Sunday, May 31, 2009

One Month

Gee. It's hard to believe that 2 months ago I was waiting for my mission call. It was 2 months ago today that my papers went in. It really doesn't seem like it's been that long. I've been thinking a lot today. Reflecting is more like it. As I look back on the past 7 months, and yes it has only been 7 months, my life has turned and is going in a completely different direction than I was planning. I still remember very clearly the weekend that I had the prompting that I need to go on a mission. It was that weekend that I completely turned my life over to my Heavenly Father and came to the realization that His hand is in my life and He knows what is best for me and will lead me where He needs me to go. My mind has turned to the hymn "I'll Go Where You Want Me to Go" a lot over the past months.

It may not be on the mountain’s height, or over the stormy sea;
It may not be at the battle’s front my Lord will have need of me;
But if by a still, small voice He calls to paths I do not know,
I’ll answer, dear Lord, with my hand in thine,
I’ll go where You want me to go.

I’ll go where You want me to go, dear Lord,
O’er mountain, or plain, or sea;
I’ll say what You want me to say, dear Lord,
I’ll be what You want me to be.

Perhaps today there are loving words which Jesus would have me speak;
There may be now, in the paths of sin, some wand’rer whom I should seek.
O Savior, if thou wilt be my Guide, though dark and rugged the way,
My voice shall echo the message sweet,
I’ll say what You want me to say.

I’ll go where You want me to go, dear Lord,
O’er mountain, or plain, or sea;
I’ll say what You want me to say, dear Lord,
I’ll be what You want me to be.

There’s surely somewhere a lowly place in earth’s harvest fields so wide,
Where I may labor through life’s short day for Jesus, the Crucified.
So, trusting my all to thy care, and knowing thou lovest me!
I’ll do thy will with a heart sincere,
I’ll be what You want me to be.

I’ll go where You want me to go, dear Lord,
O’er mountain, or plain, or sea;
I’ll say what You want me to say, dear Lord,
I’ll be what You want me to be.

Right after I decided to go on a mission this was our opening hymn in devotional, and you can ask any one of my roommates. My "water-proof" mascara did nothing for me because I was bawling so hard. This song really speaks to my heart. And I know that I'm going where the Lord wants me to go. I don't know why, but I do believe there is a reason, and by the time I come home I will know what that reason is.

It's so crazy to think that I really am leaving. I looked at the registration schedule for school, and if I were going to be here in the fall, I would be registering tomorrow night. Registering for my last semester.
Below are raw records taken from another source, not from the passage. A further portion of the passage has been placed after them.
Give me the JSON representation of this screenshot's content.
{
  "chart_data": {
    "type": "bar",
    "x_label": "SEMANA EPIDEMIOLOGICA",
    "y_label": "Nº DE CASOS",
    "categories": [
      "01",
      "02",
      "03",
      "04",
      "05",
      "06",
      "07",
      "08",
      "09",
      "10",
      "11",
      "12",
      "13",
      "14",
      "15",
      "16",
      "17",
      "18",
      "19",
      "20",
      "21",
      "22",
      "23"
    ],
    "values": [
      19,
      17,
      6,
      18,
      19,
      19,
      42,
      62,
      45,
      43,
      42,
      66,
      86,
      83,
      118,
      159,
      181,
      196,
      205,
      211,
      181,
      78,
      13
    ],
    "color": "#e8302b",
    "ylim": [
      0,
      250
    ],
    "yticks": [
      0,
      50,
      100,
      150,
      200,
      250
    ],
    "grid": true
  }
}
That's what all of my friends are doing over the next few days. It kinda makes me sad that I won't be there with all of the girls I've had classes with for the past three years. Don't get me wrong, I am way excited about my mission. But I've made a lot of friends in my classes, and, well, I'm not going to know anyone when I come back. Oh well. A whole new adventure making new friends, right?

But back to the title of this post... I leave in one month. 30 days. That is such a short time. It has really hit me how little time I have left with my family. We had fast and testimony meeting today because our Stake Conference is next weekend, and this was the last one before I leave. Mom got up and bore her testimony and I bawled. I love my family so much. I probably haven't shown it for the past few years, but since i moved home from school i haven't really wanted to do anything with anyone besides my family. In the past I've jumped at every opportunity to go out with friends or call them on the phone. Now, I'm pretty much avoiding them. I just want to spend time with my family, make all the memories I can before I leave.
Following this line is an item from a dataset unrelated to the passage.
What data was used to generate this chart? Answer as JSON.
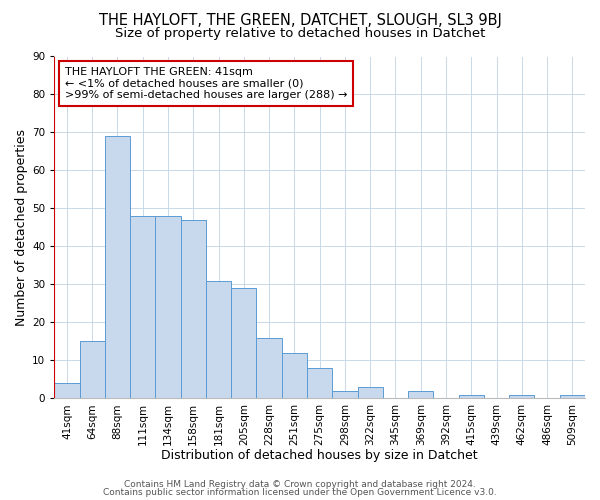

There's so much that I want to do before I leave. Stupid as this may sound, I want to go to the Zoo. I want to play in the pool. I want to help in the garden. I want to play with the puppy (but I don't think he likes me). I have a whole list of movies to watch and games to play and food to eat. But mostly I just want to do things that involve my family. This month is going to go fast. Before I know it, it will be my farewell, then my birthday, and then I'll be gone.

But from what I'm told, my mission will go way too fast. And I believe it. All of the guys I knew in high school are coming home. Heck, one of my first roommates should be home any time. I can't believe it's already been a year and a half or two years. They're already coming home? What?!? Where has the time gone? And I'm sure that 19 months from now, I'll be asking the same question.

1 comment:

  1. One thing I have learned, the older I get the faster time goes. Yesterday was so fun. It was good being with family. Bear is a hoot. Love you!